"Nothing—nothing! That was why."
"But I was in no danger—you did not even know that I was detained. And she says that Godfather was mixed up in it—yet you never said a word of it!" And now she was looking at him indeed. "Is it possible that down there in the orchard, when my heart was breaking about you, you took me in your arms and comforted me . . . with lies!"
The hated word stung him a little in the midst of everything else.
"How could I tell you the truth, my darling, when, as you say, your heart was breaking like that? And, although I sent the letter to save you, it was part of a ruse—a plan I had made beforehand. Can't you believe me, Avoye?"
"But it is all so crazy!" she exclaimed. "I in danger of being shot—I to whom they apologized! . . . And Godfather, what was he doing in it? He never came there! And you really thought, you——"
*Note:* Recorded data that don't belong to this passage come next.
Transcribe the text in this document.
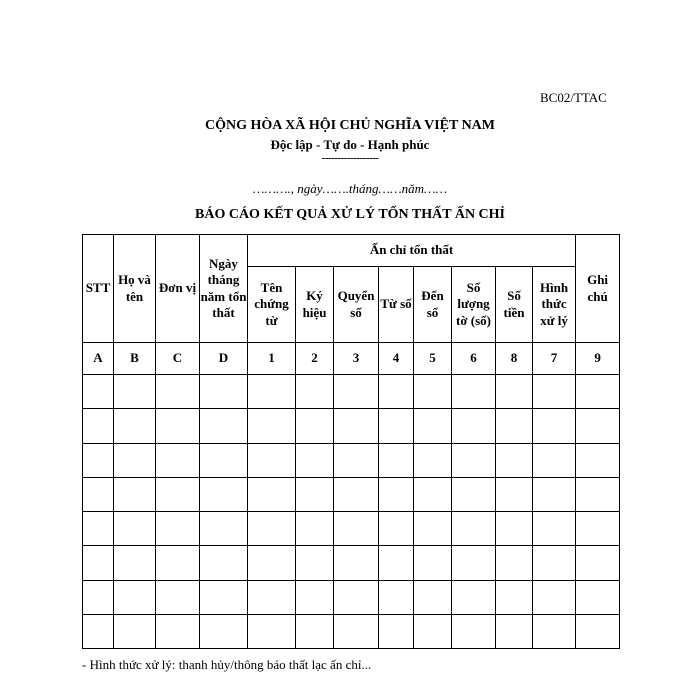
BC02/TTAC
CỘNG HÒA XÃ HỘI CHỦ NGHĨA VIỆT NAM
Độc lập - Tự do - Hạnh phúc
------------------
………., ngày…….tháng……năm……
BÁO CÁO KẾT QUẢ XỬ LÝ TỔN THẤT ẤN CHỈ
STT	Họ và tên	Đơn vị	Ngày tháng năm tổn thất	Ấn chỉ tổn thất								Ghi chú
				Tên chứng từ	Ký hiệu	Quyển số	Từ số	Đến số	Số lượng tờ (số)	Số tiền	Hình thức xử lý	
A	B	C	D	1	2	3	4	5	6	8	7	9

- Hình thức xử lý: thanh hủy/thông báo thất lạc ấn chỉ...
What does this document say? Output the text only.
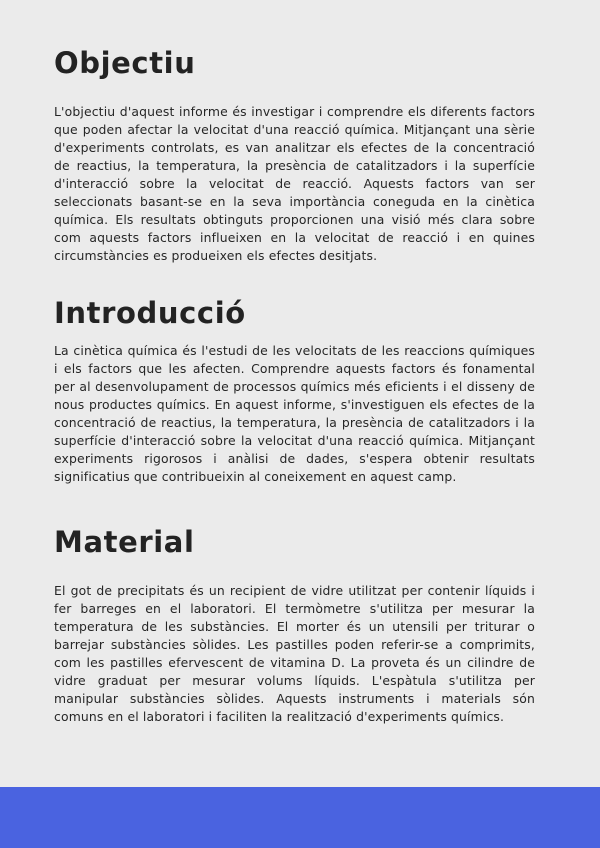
Objectiu

L'objectiu d'aquest informe és investigar i comprendre els diferents factors que poden afectar la velocitat d'una reacció química. Mitjançant una sèrie d'experiments controlats, es van analitzar els efectes de la concentració de reactius, la temperatura, la presència de catalitzadors i la superfície d'interacció sobre la velocitat de reacció. Aquests factors van ser seleccionats basant-se en la seva importància coneguda en la cinètica química. Els resultats obtinguts proporcionen una visió més clara sobre com aquests factors influeixen en la velocitat de reacció i en quines circumstàncies es produeixen els efectes desitjats.

Introducció

La cinètica química és l'estudi de les velocitats de les reaccions químiques i els factors que les afecten. Comprendre aquests factors és fonamental per al desenvolupament de processos químics més eficients i el disseny de nous productes químics. En aquest informe, s'investiguen els efectes de la concentració de reactius, la temperatura, la presència de catalitzadors i la superfície d'interacció sobre la velocitat d'una reacció química. Mitjançant experiments rigorosos i anàlisi de dades, s'espera obtenir resultats significatius que contribueixin al coneixement en aquest camp.

Material

El got de precipitats és un recipient de vidre utilitzat per contenir líquids i fer barreges en el laboratori. El termòmetre s'utilitza per mesurar la temperatura de les substàncies. El morter és un utensili per triturar o barrejar substàncies sòlides. Les pastilles poden referir-se a comprimits, com les pastilles efervescent de vitamina D. La proveta és un cilindre de vidre graduat per mesurar volums líquids. L'espàtula s'utilitza per manipular substàncies sòlides. Aquests instruments i materials són comuns en el laboratori i faciliten la realització d'experiments químics.
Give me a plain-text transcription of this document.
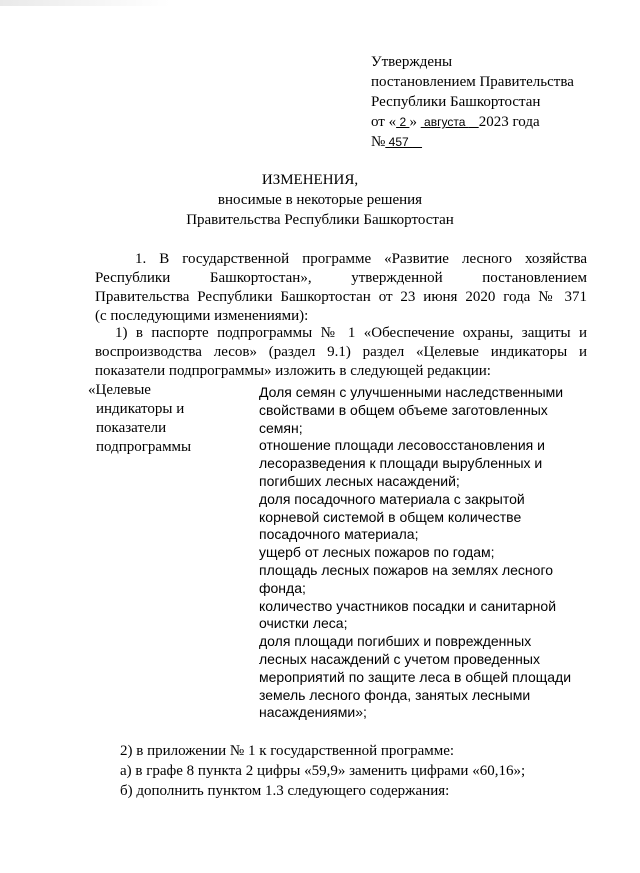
Утверждены
постановлением Правительства
Республики Башкортостан
от « 2 »  августа    2023 года
№ 457
ИЗМЕНЕНИЯ,
вносимые в некоторые решения
Правительства Республики Башкортостан
1. В государственной программе «Развитие лесного хозяйства
Республики Башкортостан», утвержденной постановлением
Правительства Республики Башкортостан от 23 июня 2020 года № 371
(с последующими изменениями):
1) в паспорте подпрограммы № 1 «Обеспечение охраны, защиты и
воспроизводства лесов» (раздел 9.1) раздел «Целевые индикаторы и
показатели подпрограммы» изложить в следующей редакции:
«Целевые
индикаторы и
показатели
подпрограммы
Доля семян с улучшенными наследственными
свойствами в общем объеме заготовленных
семян;
отношение площади лесовосстановления и
лесоразведения к площади вырубленных и
погибших лесных насаждений;
доля посадочного материала с закрытой
корневой системой в общем количестве
посадочного материала;
ущерб от лесных пожаров по годам;
площадь лесных пожаров на землях лесного
фонда;
количество участников посадки и санитарной
очистки леса;
доля площади погибших и поврежденных
лесных насаждений с учетом проведенных
мероприятий по защите леса в общей площади
земель лесного фонда, занятых лесными
насаждениями»;
2) в приложении № 1 к государственной программе:
а) в графе 8 пункта 2 цифры «59,9» заменить цифрами «60,16»;
б) дополнить пунктом 1.3 следующего содержания:
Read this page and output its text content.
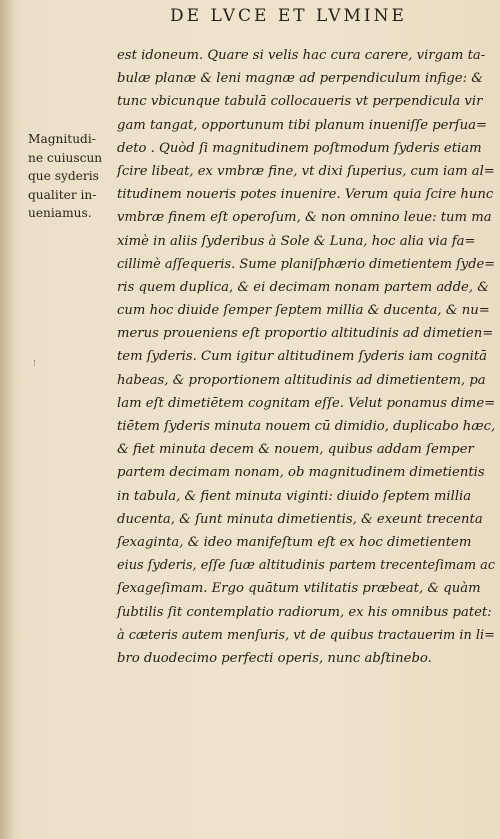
DE LVCE ET LVMINE
Magnitudi-
ne cuiuscun
que syderis
qualiter in-
ueniamus.
est idoneum. Quare si velis hac cura carere, virgam ta-
bulæ planæ & leni magnæ ad perpendiculum infige: &
tunc vbicunque tabulā collocaueris vt perpendicula vir
gam tangat, opportunum tibi planum inueniſſe perſua=
deto . Quòd ſi magnitudinem poſtmodum ſyderis etiam
ſcire libeat, ex vmbræ fine, vt dixi ſuperius, cum iam al=
titudinem noueris potes inuenire. Verum quia ſcire hunc
vmbræ finem eſt operoſum, & non omnino leue: tum ma
ximè in aliis ſyderibus à Sole & Luna, hoc alia via fa=
cillimè aſſequeris. Sume planiſphærio dimetientem ſyde=
ris quem duplica, & ei decimam nonam partem adde, &
cum hoc diuide ſemper ſeptem millia & ducenta, & nu=
merus proueniens eſt proportio altitudinis ad dimetien=
tem ſyderis. Cum igitur altitudinem ſyderis iam cognitā
habeas, & proportionem altitudinis ad dimetientem, pa
lam eſt dimetiētem cognitam eſſe. Velut ponamus dime=
tiētem ſyderis minuta nouem cū dimidio, duplicabo hæc,
& fiet minuta decem & nouem, quibus addam ſemper
partem decimam nonam, ob magnitudinem dimetientis
in tabula, & fient minuta viginti: diuido ſeptem millia
ducenta, & ſunt minuta dimetientis, & exeunt trecenta
ſexaginta, & ideo manifeſtum eſt ex hoc dimetientem
eius ſyderis, eſſe ſuæ altitudinis partem trecenteſimam ac
ſexageſimam. Ergo quātum vtilitatis præbeat, & quàm
ſubtilis ſit contemplatio radiorum, ex his omnibus patet:
à cæteris autem menſuris, vt de quibus tractauerim in li=
bro duodecimo perfecti operis, nunc abſtinebo.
Poor child, poor lamb, so bewildered under the touch of the knife. Oh, to get through this barbarity quickly! "Dearest, I will tell you exactly what happened. But sit down, for pity's sake." He seized and swung forward a little gilt chair. "If only I had never given that woman the chance of springing it on you like this—if only I had guessed that she knew!"
But she recoiled from him. She would none of the chair. She went back as far as the carved stone of the hearth and put a hand to that. And then she faced him. "Be quick, Aymar, be quick! I'm . . . frightened!"
So, standing in front of her, and in front of the proud, indifferent swans of their blazon, he told her shortly the other, the true, complete story. But it had a strange sound in his own ears now.
There was fear indeed in her eyes when he had finished. And when he said, "Do you see, my dear, a little, why I wanted you never to know?" and tried to take her hand, she drew it away and shook her head.
"How can they both be true—that you did it for a military reason, which you told me first, and that you did it to save me because you imagined—imagined—that I was in danger?"